Eros Ramazzotti chronology
| Musica è (1988) | In ogni senso (1990) | Tutte storie (1993) |

= In ogni senso =

In ogni senso (In Every Sense) is the fifth album by Italian pop/rock singer Eros Ramazzotti, produced by Piero Cassano and released on April 10, 1990, on the BMG label.

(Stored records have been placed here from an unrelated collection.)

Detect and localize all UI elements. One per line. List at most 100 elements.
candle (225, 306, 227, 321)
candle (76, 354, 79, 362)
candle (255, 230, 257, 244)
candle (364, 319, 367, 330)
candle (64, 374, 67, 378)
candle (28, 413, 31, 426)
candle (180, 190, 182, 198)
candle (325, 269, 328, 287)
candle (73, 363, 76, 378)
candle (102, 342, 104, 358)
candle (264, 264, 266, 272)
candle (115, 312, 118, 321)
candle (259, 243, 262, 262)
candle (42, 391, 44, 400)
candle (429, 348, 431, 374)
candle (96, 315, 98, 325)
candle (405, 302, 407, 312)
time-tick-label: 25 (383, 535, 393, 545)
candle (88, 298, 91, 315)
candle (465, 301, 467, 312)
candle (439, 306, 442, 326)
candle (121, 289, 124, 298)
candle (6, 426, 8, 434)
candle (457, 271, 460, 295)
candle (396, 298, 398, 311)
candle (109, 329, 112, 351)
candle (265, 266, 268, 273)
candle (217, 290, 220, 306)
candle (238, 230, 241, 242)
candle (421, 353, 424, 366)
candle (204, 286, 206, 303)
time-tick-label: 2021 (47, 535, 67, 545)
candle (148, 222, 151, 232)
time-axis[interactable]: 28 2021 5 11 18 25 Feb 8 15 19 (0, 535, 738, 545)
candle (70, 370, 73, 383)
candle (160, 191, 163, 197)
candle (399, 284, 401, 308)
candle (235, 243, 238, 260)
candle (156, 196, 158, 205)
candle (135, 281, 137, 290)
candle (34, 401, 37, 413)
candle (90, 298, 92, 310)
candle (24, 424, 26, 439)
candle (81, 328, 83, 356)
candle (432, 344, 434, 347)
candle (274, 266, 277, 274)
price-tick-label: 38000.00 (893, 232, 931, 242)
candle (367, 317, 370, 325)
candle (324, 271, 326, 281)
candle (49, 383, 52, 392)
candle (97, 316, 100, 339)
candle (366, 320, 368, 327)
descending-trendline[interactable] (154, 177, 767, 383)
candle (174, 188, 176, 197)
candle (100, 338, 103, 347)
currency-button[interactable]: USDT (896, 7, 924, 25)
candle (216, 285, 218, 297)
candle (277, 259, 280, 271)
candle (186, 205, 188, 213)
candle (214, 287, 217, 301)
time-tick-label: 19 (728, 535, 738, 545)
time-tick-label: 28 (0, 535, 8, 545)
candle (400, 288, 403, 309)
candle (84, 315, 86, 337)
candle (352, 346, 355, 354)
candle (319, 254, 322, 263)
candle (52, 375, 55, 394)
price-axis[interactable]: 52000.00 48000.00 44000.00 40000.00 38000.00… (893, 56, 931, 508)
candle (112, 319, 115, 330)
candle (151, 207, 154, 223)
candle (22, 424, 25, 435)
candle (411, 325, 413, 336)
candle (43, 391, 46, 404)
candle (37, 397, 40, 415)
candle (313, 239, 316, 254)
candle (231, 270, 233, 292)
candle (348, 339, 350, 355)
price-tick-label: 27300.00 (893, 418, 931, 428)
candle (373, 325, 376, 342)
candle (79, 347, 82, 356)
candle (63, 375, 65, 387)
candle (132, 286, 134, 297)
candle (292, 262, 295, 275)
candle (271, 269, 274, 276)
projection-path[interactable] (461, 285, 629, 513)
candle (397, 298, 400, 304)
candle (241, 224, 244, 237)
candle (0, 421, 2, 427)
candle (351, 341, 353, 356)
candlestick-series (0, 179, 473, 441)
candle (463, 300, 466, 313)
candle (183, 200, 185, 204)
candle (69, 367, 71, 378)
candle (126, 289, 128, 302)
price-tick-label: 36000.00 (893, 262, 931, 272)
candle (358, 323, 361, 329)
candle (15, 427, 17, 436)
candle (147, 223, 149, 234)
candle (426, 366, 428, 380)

In ogni senso topped the Italian Albums chart and was Ramazzotti's most successful album internationally to that point, also reaching #2 in Europe's second-largest music sales market, Germany.
Backing vocals on several tracks were recorded in London with renowned English-based session singers including Jimmy Helms, Katie Kissoon, Carol Kenyon and Tessa Niles.

Professional ratings
Review scores
| Source | Rating |
| AllMusic | Star |

== Track listing ==
(All tracks written by Pierangelo Cassano, Adelio Cogliati, Eros Ramazzotti, and English translations are listed, where possible.)
1. "Se bastasse una canzone" - 5:06 (If a Song's Enough)
2. "C'è una strada in cielo" - 4:21 ("There's a Road in the Sky")
3. "Amore contro" - 4:24 ("Love Against")
4. "Dammi la luna" - 3:49 ("Give me the Moon")
5. "Taxi Story" - 3:59
6. "Dolce Barbara" - 4:05 ("Sweet Barbara")
7. "Amarti è l'immenso per me" - 4:22 (duet with Antonella Bucci) ("Loving You is the Best Thing for Me")
8. "Canzoni lontane" - 4:59 ("Distant Song")
9. "Cara prof" - 3:58 ("Dear Professor")
10. "Cantico" - 5:44 ("Canticle")
11. "Oggi che giorno è" - 4:33 ("Today is that day"; literally, "Today, that day is.")
12. "Andare...in ogni senso" - 2:20 (duet with Piero Cassano) ("Go...in every sense")

== Chart performance ==

===Weekly charts===

Weekly chart performance for In ogni senso
| Chart (1990) | Peak position |
|---|---|
| Austrian Albums (Ö3 Austria) | 5 |
| Belgian Albums (Ultratop Flanders) | 1 |
| Dutch Albums (Album Top 100) | 1 |
| European Albums (Music & Media) | 3 |
| French Albums (SNEP) | 17 |
| German Albums (Offizielle Top 100) | 2 |
| Italian Albums (Musica e dischi) | 1 |
| Norwegian Albums (VG-lista) | 10 |
| Spanish Albums (Promusicae) | 3 |
| Swedish Albums (Sverigetopplistan) | 34 |
| Swiss Albums (Schweizer Hitparade) | 1 |

===Year-end charts===

1990 year-end chart performance for In ogni senso
| Chart (1990) | Position |
|---|---|
| Austrian Albums (Ö3 Austria) | 14 |
| Dutch Albums (Album Top 100) | 9 |
| European Albums (Music & Media) | 3 |
| German Albums (Offizielle Top 100) | 8 |
| Italian Albums (Musica e dischi) | 2 |
| Swiss Albums (Schweizer Hitparade) | 3 |

1991 year-end chart performance for In ogni senso
| Chart (1991) | Position |
|---|---|
| German Albums (Offizielle Top 100) | 100 |

==Certifications and sales==

| Region | Certification | Certified units/sales |
| Austria (IFPI Austria) | Gold | 25,000^{*} |
| France (SNEP) | Gold | 100,000^{*} |
| Germany (BVMI) | Platinum | 500,000^{^} |
| Italy | — | 1,000,000 |
| Mexico | — | 200,000 |
| Netherlands (NVPI) | Platinum | 100,000^{^} |
| Spain (Promusicae) En Todos Los Sentidos | 2× Platinum | 200,000^{^} |
| Switzerland (IFPI Switzerland) | 3× Platinum | 150,000^{^} |
Summaries
| Worldwide | — | 3,200,000 |
^{*} Sales figures based on certification alone. ^{^} Shipments figures based on certification alone.